The simulations showed that when this interface carried higher tension, the mutant clusters started to tighten and compact, but a negative interfacial tension destabilised the boundary, allowing mutants to spread and invade. As per the equation of the vertex model, this would seem quite intuitive — a higher interfacial tension tightens the boundary, bringing down the overall energy of the system. But what excites us as biologists who borrow tools from physics to tackle fundamental biological problems is how such a simple physical principle can explain something as complex as the earliest steps of cancer initiation.

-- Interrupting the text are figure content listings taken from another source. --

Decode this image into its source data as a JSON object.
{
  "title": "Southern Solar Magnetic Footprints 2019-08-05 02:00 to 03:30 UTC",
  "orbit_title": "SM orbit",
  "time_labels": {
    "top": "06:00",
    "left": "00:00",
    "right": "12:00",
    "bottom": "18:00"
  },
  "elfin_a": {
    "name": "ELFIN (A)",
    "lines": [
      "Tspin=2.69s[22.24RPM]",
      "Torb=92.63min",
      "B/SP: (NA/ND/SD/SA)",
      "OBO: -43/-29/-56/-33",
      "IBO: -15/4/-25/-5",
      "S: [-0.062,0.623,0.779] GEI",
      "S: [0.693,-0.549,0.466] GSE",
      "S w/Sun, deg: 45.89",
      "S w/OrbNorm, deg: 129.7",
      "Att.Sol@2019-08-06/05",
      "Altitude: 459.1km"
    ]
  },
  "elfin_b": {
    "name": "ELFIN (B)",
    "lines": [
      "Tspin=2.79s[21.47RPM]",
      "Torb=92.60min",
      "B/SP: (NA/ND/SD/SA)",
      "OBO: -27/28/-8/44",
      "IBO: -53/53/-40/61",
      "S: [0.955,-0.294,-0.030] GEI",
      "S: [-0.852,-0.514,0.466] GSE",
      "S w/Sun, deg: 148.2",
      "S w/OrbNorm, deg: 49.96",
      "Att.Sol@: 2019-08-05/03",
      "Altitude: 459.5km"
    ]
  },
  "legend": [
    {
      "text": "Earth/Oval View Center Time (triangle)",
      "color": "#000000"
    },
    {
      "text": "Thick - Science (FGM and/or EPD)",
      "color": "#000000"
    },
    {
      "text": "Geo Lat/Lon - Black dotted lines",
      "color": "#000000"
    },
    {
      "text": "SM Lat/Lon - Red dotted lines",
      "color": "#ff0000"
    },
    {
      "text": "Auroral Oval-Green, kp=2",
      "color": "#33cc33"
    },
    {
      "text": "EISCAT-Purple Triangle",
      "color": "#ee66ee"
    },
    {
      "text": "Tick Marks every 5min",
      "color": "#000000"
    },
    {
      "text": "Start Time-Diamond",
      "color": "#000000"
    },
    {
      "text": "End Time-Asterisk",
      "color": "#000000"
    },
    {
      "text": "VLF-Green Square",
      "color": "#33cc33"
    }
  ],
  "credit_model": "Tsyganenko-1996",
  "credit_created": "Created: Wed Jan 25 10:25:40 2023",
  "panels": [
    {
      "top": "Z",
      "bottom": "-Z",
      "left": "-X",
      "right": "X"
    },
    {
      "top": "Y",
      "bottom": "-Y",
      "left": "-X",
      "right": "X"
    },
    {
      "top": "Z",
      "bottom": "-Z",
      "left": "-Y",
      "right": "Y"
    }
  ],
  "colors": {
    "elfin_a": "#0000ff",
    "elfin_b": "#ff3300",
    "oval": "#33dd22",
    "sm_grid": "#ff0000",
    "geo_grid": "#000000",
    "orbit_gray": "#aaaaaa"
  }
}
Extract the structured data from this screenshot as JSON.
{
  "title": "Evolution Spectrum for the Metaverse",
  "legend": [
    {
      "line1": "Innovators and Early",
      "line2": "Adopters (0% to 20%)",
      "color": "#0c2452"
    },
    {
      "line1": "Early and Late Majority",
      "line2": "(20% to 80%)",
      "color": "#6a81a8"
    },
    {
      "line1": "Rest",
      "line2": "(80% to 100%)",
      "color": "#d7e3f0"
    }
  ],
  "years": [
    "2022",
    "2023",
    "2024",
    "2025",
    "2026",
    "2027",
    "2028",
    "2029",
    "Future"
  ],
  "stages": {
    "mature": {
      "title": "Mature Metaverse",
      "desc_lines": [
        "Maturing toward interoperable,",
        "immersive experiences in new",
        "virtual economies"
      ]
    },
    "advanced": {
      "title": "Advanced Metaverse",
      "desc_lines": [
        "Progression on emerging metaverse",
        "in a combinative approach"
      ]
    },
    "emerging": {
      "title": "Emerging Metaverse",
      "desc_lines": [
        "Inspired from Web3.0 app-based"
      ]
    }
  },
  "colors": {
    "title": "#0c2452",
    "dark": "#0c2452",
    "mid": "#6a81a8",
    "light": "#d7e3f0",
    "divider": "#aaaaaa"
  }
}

This mathematical framework provided a simple physical explanation for the observations that the interfacial tension between oncogenic and healthy populations alone can determine whether mutant cells remained confined or became invasive.

Finally, to confirm this experimentally, the contractile belt in mammary epithelium was disrupted using blebbistatin, a drug that relaxes the binding between actin and myosin. Once the belt was weakened, the previously confined clusters expanded and began behaving like those in bronchial tissue. This confirmed that mechanical tension, driven by the actomyosin belt around the mutant clusters, is what restrains them, preventing invasion in mammary tissue but not in the bronchial epithelium.

Therefore, the nature of mechanical interactions between healthy and oncogenic counterparts can determine the outcome of the mutation.

When physics guides cell fate

These results highlight how physics and biology intertwine in the earliest stages of cancer. Oncogenic mutations not only alter biochemical pathways but also reshape the physical landscape of the tissue.

Whether a precancerous mutation turns dangerous largely depends on how the neighbouring healthy cells mechanically respond — whether they are able to push back or succumb.

A new angle on cancer prevention

Our findings suggest that cancer initiation is governed as much by mechanical context as by genetics. Healthy epithelial tissues possess a natural ability called epithelial defense against cancer, in which normal cells recognise and eliminate abnormal ones.

However, this defense weakens when the tissue’s mechanical balance is disturbed as seen during chronic inflammation, smoking, or prolonged pollution exposure. Strengthening or preserving this balance might therefore prevent cancerous mutations from taking root.

Understanding how mechanical tension acts as a barrier could open new paths to early intervention — perhaps even allowing us to reinforce these protective forces before tumours form.

Looking ahead

The next step is to explore how other oncogenes behave across tissues with different mechanical environments, and to identify the molecular players that tune interfacial tension, from actomyosin networks to cell adhesion molecules.

By decoding how cells use physical forces to maintain tissue harmony, we may learn how to predict where cancers are likely to start and how to stop them before they begin.